“Elegantly written and sparkling with keen insights, Lorri Glover's splendid book recasts our understanding of the American Revolution by revealing the surprising world in which the sons of liberty were fathers before they were founders—repeatedly forced to balance their deeply held responsibilities as parents with calls to lean in for independence and a new republic.”—Jon Kukla, author of Mr. Jefferson’s Women and A Wilderness So Immense: The Louisiana Purchase and the Destiny of America

“With a deft touch, Lorri Glover captures the domestic life and concerns of Virginia’s Founders as they pass from colonial protesters to scions of the first families of the new nation’s most important state. Wives and children share the spotlight in this excellently conceived study.”—Joyce Appleby, author of Shores of Knowledge: New World Discoveries and the Scientific Imagination

​“A lively, highly readable account of the competing loyalties of Virginia’s founding fathers. George Mason, George Washington, Patrick Henry, Thomas Jefferson, and James Madison come alive as fathers of families and stewards of estates, struggling to balance their domestic responsibilities with the political demands of war, revolution, and national formation.”—Kathleen M. Brown, University of Pennsylvania

“By exploring how the political careers and patriarchal roles of Virginia’s Revolutionary leaders were inextricably linked, Lorri Glover tells a profoundly human story about the nation’s beginnings.”—Virginia DeJohn Anderson, author of Creatures of Empire: How Domestic Animals Transformed Early America

The Private Lives and Politics of the American Revolutionaries (Yale University Press, September 2014)



Founders as Fathers

Lorri Glover

Surprisingly, no previous book has explored how family life shaped the political careers of America’s great Founding Fathers—men like George Mason, Patrick Henry, George Washington, Thomas Jefferson, and James Madison. In this original and intimate portrait, historian Lorri Glover brings to life the vexing, joyful, arduous, and sometimes tragic experiences of the architects of the American Republic who, while building a nation, were also raising families. 

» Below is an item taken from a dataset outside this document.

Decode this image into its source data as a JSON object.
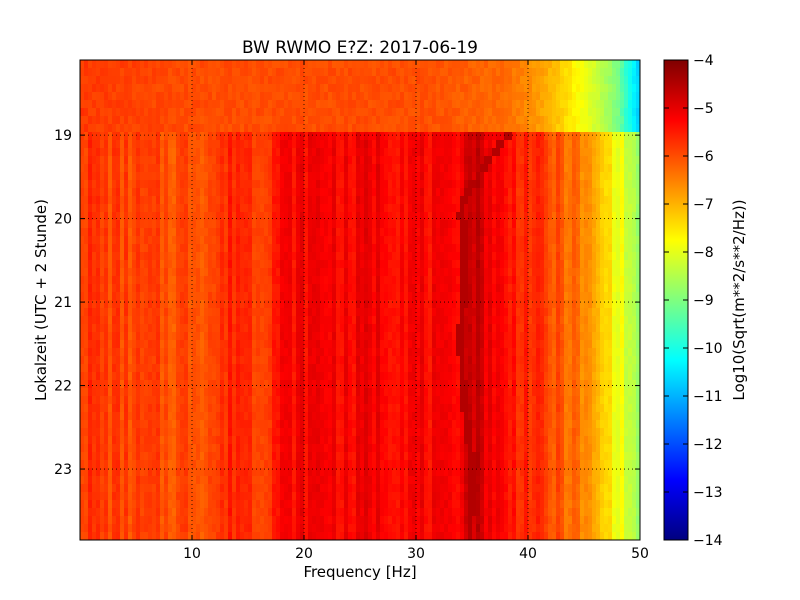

The cost and consequence for the families of these Virginia leaders were great, Glover discovers: the Revolution remade family life no less than it reinvented political institutions. She describes the colonial households that nurtured future revolutionaries, follows the development of political and family values during the revolutionary years, and shines new light on the radically transformed world that was inherited by nineteenth-century descendants. Beautifully written and replete with fascinating detail, this groundbreaking book is the first to introduce us to the founders as fathers.